Augsburger Allgemeine (Land Nord)
Ein Schritt fehlt noch
Auf die Ukraine wartet während des russischen Angriffskriegs das dritte Finale um eine Teilnahme bei einem großen Fußball-Turnier. Die Chancen stehen diesmal vor der EM sehr gut.
Breslau Vor dem sportlichen Endspiel in maximal belastenden Zeiten richtete der prominenteste Fußballer der Ukraine eine Botschaft an alle. „Dieses Team hat Charakter und Kampfgeist gezeigt – großartig! Ein entscheidendes Match in Breslau steht bevor. Gebt alles, damit wir das Ziel erreichen“, schrieb Andrij Schewtschenko bei Instagram. Der frühere Weltklassestürmer war 2012 als Spieler, 2016 als Co-Trainer und 2021 als Cheftrainer für die Ukraine bei einer EM. Inzwischen ist Schewtschenko Verbandspräsident und hofft inmitten des russischen Angriffskrieges auf einen sportlichen Lichtblick. Ein Sieg im Play-off-Finale am Dienstag (20.45 Uhr) gegen Island
– und die Ukraine wäre zum vierten Mal in Serie für eine EMEndrunde qualifiziert.

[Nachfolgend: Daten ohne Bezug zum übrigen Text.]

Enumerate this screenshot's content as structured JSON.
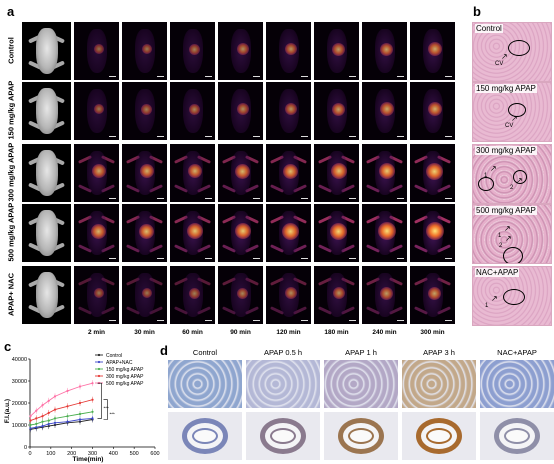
{
  "panels": {
    "a": "a",
    "b": "b",
    "c": "c",
    "d": "d"
  },
  "panel_a": {
    "rows": [
      "Control",
      "150 mg/kg APAP",
      "300 mg/kg APAP",
      "500 mg/kg APAP",
      "APAP+ NAC"
    ],
    "times": [
      "2 min",
      "30 min",
      "60 min",
      "90 min",
      "120 min",
      "180 min",
      "240 min",
      "300 min"
    ]
  },
  "panel_b": {
    "images": [
      {
        "label": "Control",
        "notes": [
          "CV"
        ]
      },
      {
        "label": "150 mg/kg APAP",
        "notes": [
          "CV"
        ]
      },
      {
        "label": "300 mg/kg APAP",
        "notes": [
          "1",
          "2"
        ]
      },
      {
        "label": "500 mg/kg APAP",
        "notes": [
          "1",
          "2"
        ]
      },
      {
        "label": "NAC+APAP",
        "notes": [
          "1"
        ]
      }
    ]
  },
  "panel_d": {
    "titles": [
      "Control",
      "APAP 0.5 h",
      "APAP 1 h",
      "APAP 3 h",
      "NAC+APAP"
    ]
  },
  "chart_data": {
    "type": "line",
    "title": "",
    "xlabel": "Time(min)",
    "ylabel": "F.I.(a.u.)",
    "xlim": [
      0,
      600
    ],
    "ylim": [
      0,
      40000
    ],
    "x_ticks": [
      "0",
      "100",
      "200",
      "300",
      "400",
      "500",
      "600"
    ],
    "y_ticks": [
      "0",
      "10000",
      "20000",
      "30000",
      "40000"
    ],
    "x": [
      2,
      30,
      60,
      90,
      120,
      180,
      240,
      300
    ],
    "series": [
      {
        "name": "Control",
        "color": "#222222",
        "values": [
          8000,
          8500,
          9000,
          9500,
          10000,
          11000,
          11500,
          12500
        ]
      },
      {
        "name": "APAP+NAC",
        "color": "#3b46c9",
        "values": [
          8500,
          9000,
          9500,
          10500,
          11000,
          11500,
          12500,
          13000
        ]
      },
      {
        "name": "150 mg/kg APAP",
        "color": "#4caf50",
        "values": [
          10000,
          10500,
          11500,
          12000,
          13000,
          14000,
          15000,
          16000
        ]
      },
      {
        "name": "300 mg/kg APAP",
        "color": "#e53935",
        "values": [
          12000,
          13000,
          14000,
          15500,
          17000,
          18500,
          20000,
          21500
        ]
      },
      {
        "name": "500 mg/kg APAP",
        "color": "#ff6fa5",
        "values": [
          14000,
          16500,
          19000,
          21000,
          23000,
          25500,
          27500,
          29000
        ]
      }
    ],
    "significance": [
      "***",
      "***"
    ]
  }
}
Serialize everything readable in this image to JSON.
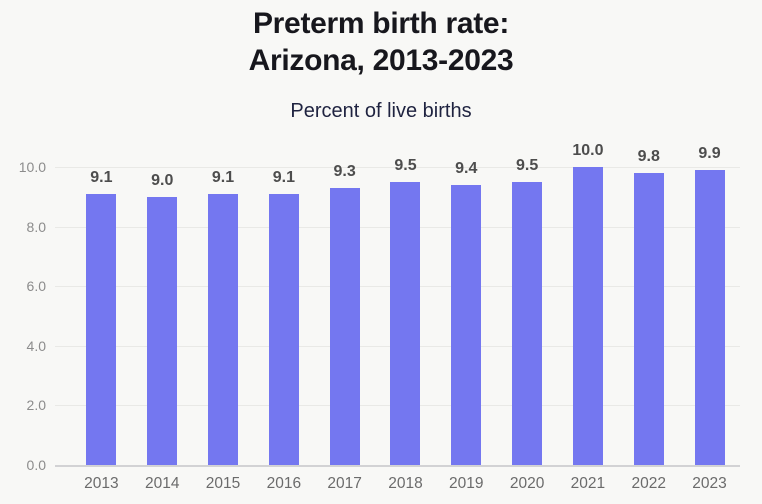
{
  "page": {
    "background": "#f8f8f6"
  },
  "header": {
    "title_line1": "Preterm birth rate:",
    "title_line2": "Arizona, 2013-2023",
    "subtitle": "Percent of live births"
  },
  "chart_data": {
    "type": "bar",
    "title": "Preterm birth rate: Arizona, 2013-2023",
    "subtitle": "Percent of live births",
    "categories": [
      "2013",
      "2014",
      "2015",
      "2016",
      "2017",
      "2018",
      "2019",
      "2020",
      "2021",
      "2022",
      "2023"
    ],
    "values": [
      9.1,
      9.0,
      9.1,
      9.1,
      9.3,
      9.5,
      9.4,
      9.5,
      10.0,
      9.8,
      9.9
    ],
    "value_labels": [
      "9.1",
      "9.0",
      "9.1",
      "9.1",
      "9.3",
      "9.5",
      "9.4",
      "9.5",
      "10.0",
      "9.8",
      "9.9"
    ],
    "xlabel": "",
    "ylabel": "",
    "ylim": [
      0,
      10
    ],
    "yticks": [
      0.0,
      2.0,
      4.0,
      6.0,
      8.0,
      10.0
    ],
    "ytick_labels": [
      "0.0",
      "2.0",
      "4.0",
      "6.0",
      "8.0",
      "10.0"
    ],
    "grid": true,
    "legend": false,
    "bar_color": "#7477f0",
    "value_label_color": "#4d4d4d",
    "ytick_color": "#8c8c8c",
    "xtick_color": "#6b6b6b",
    "gridline_color": "#e9e9e6",
    "baseline_color": "#d2d2d4"
  }
}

Das packende 2:1 im Halbfinale gegen Bosnien-Herzegowina am Donnerstag zeigte, wie die dramatische Situation in der Heimat das Nationalteam berührt. Das Land hatte in der Nacht vor der Partie einen der schwersten Angriffe seit Kriegsbeginn erlitten. „Die Raketen fliegen jeden Tag. Unsere Mission ist es zu zeigen, dass wir alle lebendig sind und gegen die Russen kämpfen und dass wir die Unterstützung Europas brauchen“, sagte Nationaltrainer Serhij Rebrow nach dem Sieg, bei dem sein Team einen 0:1-Rückstand erst in der Schlussphase gedreht hatte.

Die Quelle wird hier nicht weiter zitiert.